This is my rear disk brake swap. It utilizes small dodge fwd rear disks avalible from cars like the daytona, shadow, spirit, lancer, among others. 2 different versions are avalible, the 14" wheel version has 10 5/8" solid rotors and the 15/16" version, wich is harder to find, has 11" vented rotors. considering that the rear brakes do less than 20% of the braking, going with the bigger vented rotors wasnt a concern, and the smaller solid setup better suited the 92+ cavalier front brakes.
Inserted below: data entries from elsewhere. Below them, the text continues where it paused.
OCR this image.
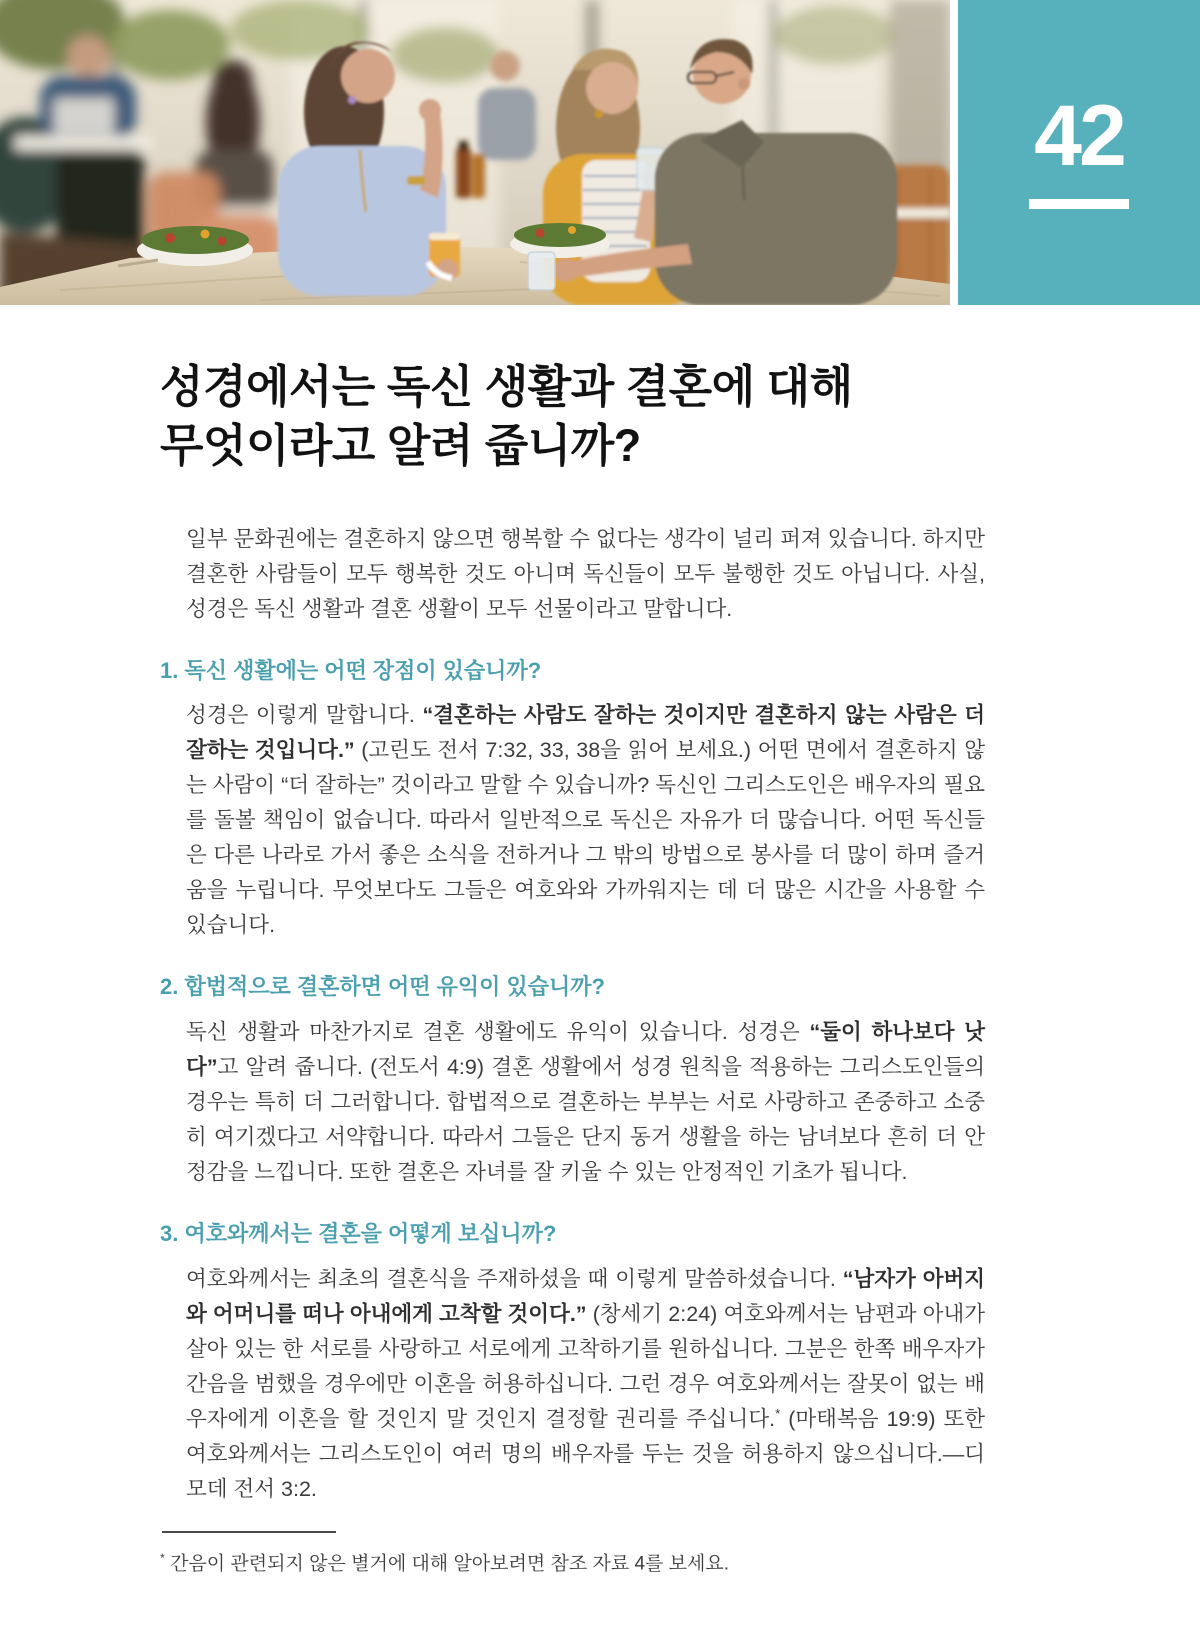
42
성경에서는 독신 생활과 결혼에 대해
무엇이라고 알려 줍니까?

일부 문화권에는 결혼하지 않으면 행복할 수 없다는 생각이 널리 퍼져 있습니다. 하지만 결혼한 사람들이 모두 행복한 것도 아니며 독신들이 모두 불행한 것도 아닙니다. 사실, 성경은 독신 생활과 결혼 생활이 모두 선물이라고 말합니다.

1. 독신 생활에는 어떤 장점이 있습니까?

성경은 이렇게 말합니다. “결혼하는 사람도 잘하는 것이지만 결혼하지 않는 사람은 더 잘하는 것입니다.” (고린도 전서 7:32, 33, 38을 읽어 보세요.) 어떤 면에서 결혼하지 않는 사람이 “더 잘하는” 것이라고 말할 수 있습니까? 독신인 그리스도인은 배우자의 필요를 돌볼 책임이 없습니다. 따라서 일반적으로 독신은 자유가 더 많습니다. 어떤 독신들은 다른 나라로 가서 좋은 소식을 전하거나 그 밖의 방법으로 봉사를 더 많이 하며 즐거움을 누립니다. 무엇보다도 그들은 여호와와 가까워지는 데 더 많은 시간을 사용할 수 있습니다.

2. 합법적으로 결혼하면 어떤 유익이 있습니까?

독신 생활과 마찬가지로 결혼 생활에도 유익이 있습니다. 성경은 “둘이 하나보다 낫다”고 알려 줍니다. (전도서 4:9) 결혼 생활에서 성경 원칙을 적용하는 그리스도인들의 경우는 특히 더 그러합니다. 합법적으로 결혼하는 부부는 서로 사랑하고 존중하고 소중히 여기겠다고 서약합니다. 따라서 그들은 단지 동거 생활을 하는 남녀보다 흔히 더 안정감을 느낍니다. 또한 결혼은 자녀를 잘 키울 수 있는 안정적인 기초가 됩니다.

3. 여호와께서는 결혼을 어떻게 보십니까?

여호와께서는 최초의 결혼식을 주재하셨을 때 이렇게 말씀하셨습니다. “남자가 아버지와 어머니를 떠나 아내에게 고착할 것이다.” (창세기 2:24) 여호와께서는 남편과 아내가 살아 있는 한 서로를 사랑하고 서로에게 고착하기를 원하십니다. 그분은 한쪽 배우자가 간음을 범했을 경우에만 이혼을 허용하십니다. 그런 경우 여호와께서는 잘못이 없는 배우자에게 이혼을 할 것인지 말 것인지 결정할 권리를 주십니다.* (마태복음 19:9) 또한 여호와께서는 그리스도인이 여러 명의 배우자를 두는 것을 허용하지 않으십니다.—디모데 전서 3:2.

* 간음이 관련되지 않은 별거에 대해 알아보려면 참조 자료 4를 보세요.
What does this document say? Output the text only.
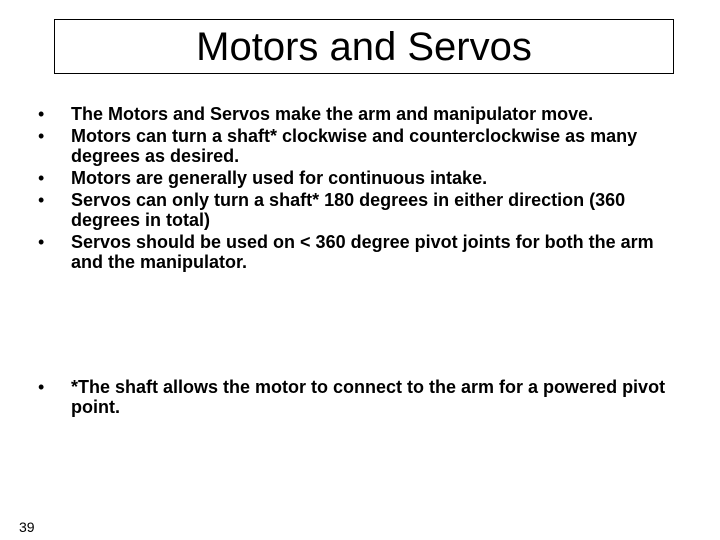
Motors and Servos
• The Motors and Servos make the arm and manipulator move.
• Motors can turn a shaft* clockwise and counterclockwise as many degrees as desired.
• Motors are generally used for continuous intake.
• Servos can only turn a shaft* 180 degrees in either direction (360 degrees in total)
• Servos should be used on < 360 degree pivot joints for both the arm and the manipulator.
• *The shaft allows the motor to connect to the arm for a powered pivot point.
39
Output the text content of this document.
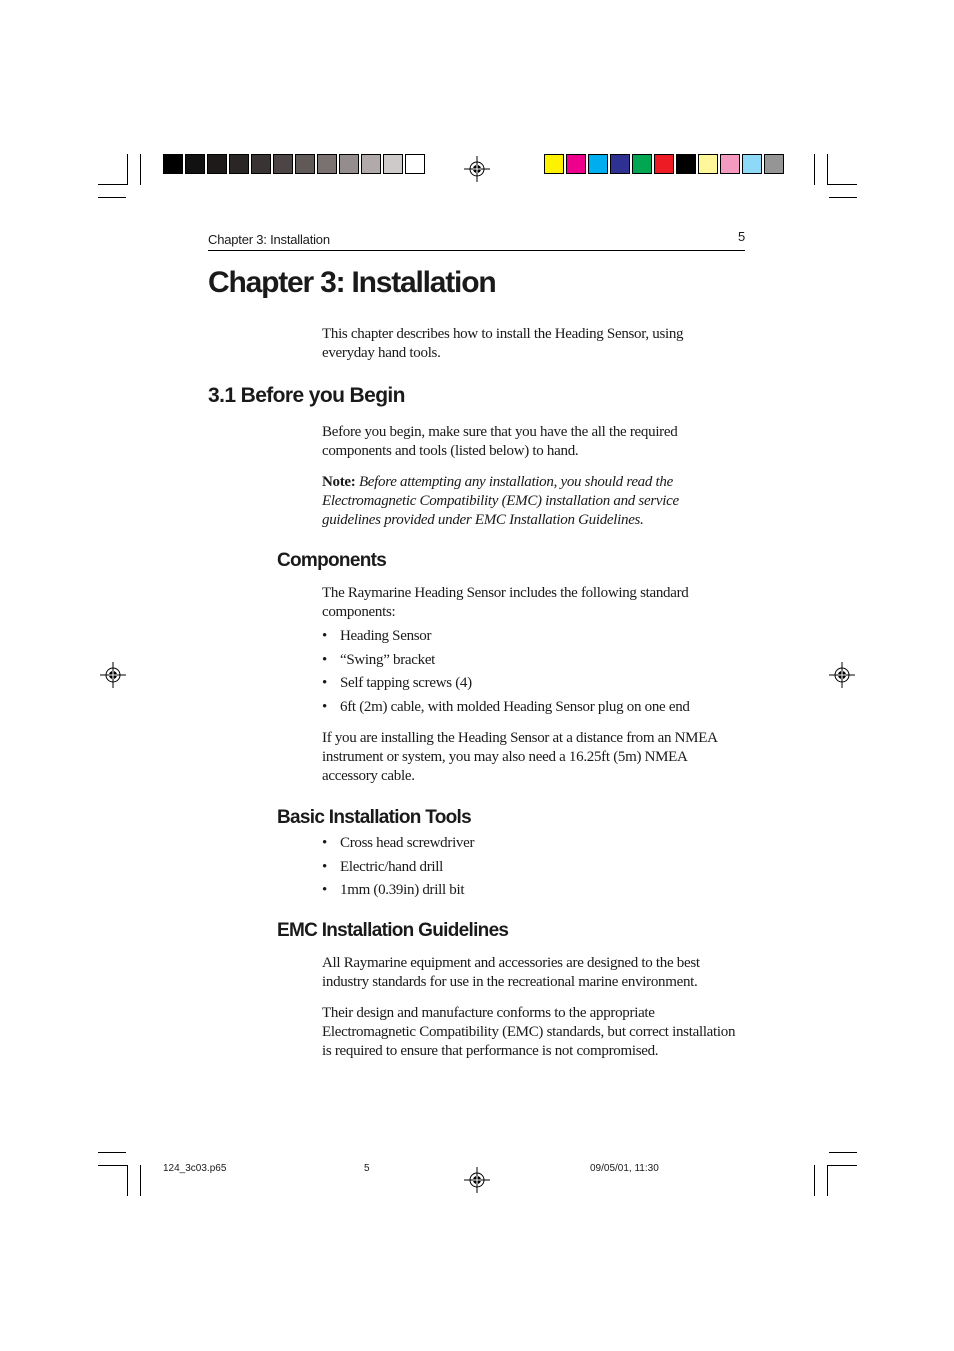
Chapter 3: Installation	5
Chapter 3: Installation

This chapter describes how to install the Heading Sensor, using everyday hand tools.

3.1 Before you Begin

Before you begin, make sure that you have the all the required components and tools (listed below) to hand.

Note: Before attempting any installation, you should read the Electromagnetic Compatibility (EMC) installation and service guidelines provided under EMC Installation Guidelines.

Components

The Raymarine Heading Sensor includes the following standard components:

• Heading Sensor
• “Swing” bracket
• Self tapping screws (4)
• 6ft (2m) cable, with molded Heading Sensor plug on one end

If you are installing the Heading Sensor at a distance from an NMEA instrument or system, you may also need a 16.25ft (5m) NMEA accessory cable.

Basic Installation Tools
• Cross head screwdriver
• Electric/hand drill
• 1mm (0.39in) drill bit
EMC Installation Guidelines

All Raymarine equipment and accessories are designed to the best industry standards for use in the recreational marine environment.

Their design and manufacture conforms to the appropriate Electromagnetic Compatibility (EMC) standards, but correct installation is required to ensure that performance is not compromised.

124_3c03.p65	5	09/05/01, 11:30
this picture shows the stock j-body drum brakes
the daytona backing plate. this is the parking brake, all factory dodge stuff. the parking brake cables are 92 beretta. the spring on the cable was cut down 1" to fit into the actuator, and the eye was cut off the cable. the beretta cables are about 1" longer and are needed to reach the brackets on the axle. the threaded part of the cable for the adjuster had to be lengthened around 3" to work. you can see here that considerable machining was needed to fit the stock j-body hub into the dodge backing plate.
the brake hoses took a lot of figuring out. i ended up with some adaptors, teflon core braided steel brake line and hose ends. left to right is areoquip -3 hose ends, 10mm x 1.0 bevel flair to -3 adaptors to convers the steel line on the body to -3, and 7/16" to -3 banjo fitting adaptors. its takes a bit of work and isnt the cheapest route, but its the only way to go for a reliable setup.
the end result. the calipers are mounted low on the back because of the way the parking brake cable exits the backing plate. there is no real downside to this, the only thing is it may not be astheticly pleasing. as for performance, it stops a little better, but not a huge amount of difference. a master cylender with a larger bore and an adjustable proportioning valve would work wonders with this setup.